Beat anxiety by installing a bigger, better offer called curiosity
Anxiety often arrives like weather, not like a choice. Your phone vibrates, a name flashes, and your chest tightens before you even swipe. The mind pushes back—don’t feel this, not now—and the body tightens more. Try a different entry. Say, “anxiety is here,” and let your eyes open just a little wider than usual. Add a quiet “hmm,” the sound you make when you’re interested in a new recipe or a bird you can’t quite identify on a walk.
Now find the strongest sensation. Maybe it’s a band around your ribs or a fizzing in the throat. Ask where exactly it lives, whether it moves, if it has edges. For the next minute, drop the story and let your curiosity do the work. One client told me she realized the knot in her gut pulsed like a slow tide and then softened when she tracked it, which surprised her enough to laugh.
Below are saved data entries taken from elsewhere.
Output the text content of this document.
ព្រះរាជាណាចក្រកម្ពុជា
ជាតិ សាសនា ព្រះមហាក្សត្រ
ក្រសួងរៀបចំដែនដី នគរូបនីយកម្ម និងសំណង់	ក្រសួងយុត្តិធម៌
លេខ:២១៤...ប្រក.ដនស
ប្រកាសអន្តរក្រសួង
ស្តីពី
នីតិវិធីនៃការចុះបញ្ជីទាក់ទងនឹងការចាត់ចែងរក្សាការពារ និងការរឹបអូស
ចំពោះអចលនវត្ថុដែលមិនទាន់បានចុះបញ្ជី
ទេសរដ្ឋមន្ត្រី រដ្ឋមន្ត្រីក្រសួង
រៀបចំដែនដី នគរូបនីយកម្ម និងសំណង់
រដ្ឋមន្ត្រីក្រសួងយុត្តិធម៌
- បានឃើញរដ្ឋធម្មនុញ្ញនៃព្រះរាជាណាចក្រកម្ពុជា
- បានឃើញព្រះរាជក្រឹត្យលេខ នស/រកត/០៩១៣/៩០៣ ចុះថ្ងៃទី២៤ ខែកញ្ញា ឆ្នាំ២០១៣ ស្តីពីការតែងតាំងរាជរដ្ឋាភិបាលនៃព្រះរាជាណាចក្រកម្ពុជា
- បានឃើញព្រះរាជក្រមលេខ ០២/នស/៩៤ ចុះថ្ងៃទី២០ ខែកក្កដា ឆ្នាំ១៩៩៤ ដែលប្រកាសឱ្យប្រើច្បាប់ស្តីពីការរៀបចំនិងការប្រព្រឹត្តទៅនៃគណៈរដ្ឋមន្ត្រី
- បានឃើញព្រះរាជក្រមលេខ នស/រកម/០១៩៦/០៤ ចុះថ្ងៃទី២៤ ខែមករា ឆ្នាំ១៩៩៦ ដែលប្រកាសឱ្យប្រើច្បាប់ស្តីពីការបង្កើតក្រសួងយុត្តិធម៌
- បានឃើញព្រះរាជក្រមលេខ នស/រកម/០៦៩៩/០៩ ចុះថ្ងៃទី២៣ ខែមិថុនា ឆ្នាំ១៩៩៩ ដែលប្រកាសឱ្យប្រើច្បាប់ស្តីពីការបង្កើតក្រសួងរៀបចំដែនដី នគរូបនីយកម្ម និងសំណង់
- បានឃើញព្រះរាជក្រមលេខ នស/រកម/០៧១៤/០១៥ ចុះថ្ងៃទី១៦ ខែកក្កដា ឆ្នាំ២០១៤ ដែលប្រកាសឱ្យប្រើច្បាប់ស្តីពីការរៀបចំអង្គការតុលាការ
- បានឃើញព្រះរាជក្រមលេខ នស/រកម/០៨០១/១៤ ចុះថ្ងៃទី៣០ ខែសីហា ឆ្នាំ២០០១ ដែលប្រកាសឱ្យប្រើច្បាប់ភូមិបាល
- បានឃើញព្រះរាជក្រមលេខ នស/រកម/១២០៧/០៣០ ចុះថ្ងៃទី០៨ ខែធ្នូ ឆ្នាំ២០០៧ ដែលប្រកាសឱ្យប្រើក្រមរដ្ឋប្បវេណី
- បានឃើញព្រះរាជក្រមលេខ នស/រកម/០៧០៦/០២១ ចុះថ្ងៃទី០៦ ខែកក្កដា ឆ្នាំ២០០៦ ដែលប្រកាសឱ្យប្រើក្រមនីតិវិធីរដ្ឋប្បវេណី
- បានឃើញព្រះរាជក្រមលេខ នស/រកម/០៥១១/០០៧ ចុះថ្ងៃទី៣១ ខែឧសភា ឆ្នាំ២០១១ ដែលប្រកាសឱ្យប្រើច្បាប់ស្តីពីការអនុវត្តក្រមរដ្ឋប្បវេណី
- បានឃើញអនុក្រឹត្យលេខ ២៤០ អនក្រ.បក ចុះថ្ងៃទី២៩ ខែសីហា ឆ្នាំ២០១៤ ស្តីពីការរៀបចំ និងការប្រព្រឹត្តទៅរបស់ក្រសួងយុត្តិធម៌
There’s a micro-anecdote I love. A nurse kept saying “hmm” under her breath before entering a room that scared her. Two weeks later she noticed the habit was automatic, and the rooms felt less sharp. She still had hard days, but the urge to bolt had lost its edge. I might be wrong, but the small rituals that shift our state are the ones we actually use.
From a brain point of view, this works because curiosity is rewarding and expansive, the opposite of the contracted feel of anxiety. Reward-based learning always chooses the more valuable option over time. When you install an internally available, more pleasant “behavior” (curiosity), your habits naturally pivot toward it. You’re not forcing calm, you’re training preference.
When anxiety pops, say, “anxiety is here,” then gently widen your eyes and let a soft “hmm” come through your nose or lips. Pick the strongest sensation and get interested in its exact location, movement, and feel for a minute. Then ask your body which feels better, curiosity or spinning, and let that answer guide what you do next. Repeat this tiny sequence each time you feel a jolt today, so your brain starts preferring the bigger, better offer without a fight. Try it with the very next ping you get.
What You'll Achieve
Internally, swap fear-driven contraction for an interested, expansive state that supports learning. Externally, stay present in hard moments, reduce avoidance behaviors, and make steadier decisions under pressure.
Drop a curious “hmm” on contact
Label the moment first
Whisper, “anxiety is here,” to stop fighting. Naming reduces reactivity and primes observation.
Widen your eyes slightly
Open your gaze a bit and add a soft “hmm.” This somatic cue nudges your brain toward information-gathering rather than threat response.
Get interested in one sensation
Pick the strongest sensation and study its exact location, movement, and texture for 30–60 seconds.
Compare feelings directly
Ask, “What feels better right now, this curiosity or spinning?” Let your body answer. Remember that better feelings train the brain.
Reflection Questions
- What does curiosity feel like in my body compared to anxiety?
- Which cue could remind me to say a quiet “hmm” today?
- Where do I notice less avoidance when I practice this for a week?
- What specific situations make curiosity hard, and how can I simplify them?
Personalization Tips
- Sports: Before a penalty kick, widen your eyes and get curious about the swirl in your stomach instead of pushing it away.
- Relationships: During a hard talk, spot the throat tightness and explore it with a quiet “hmm,” which keeps you engaged instead of defensive.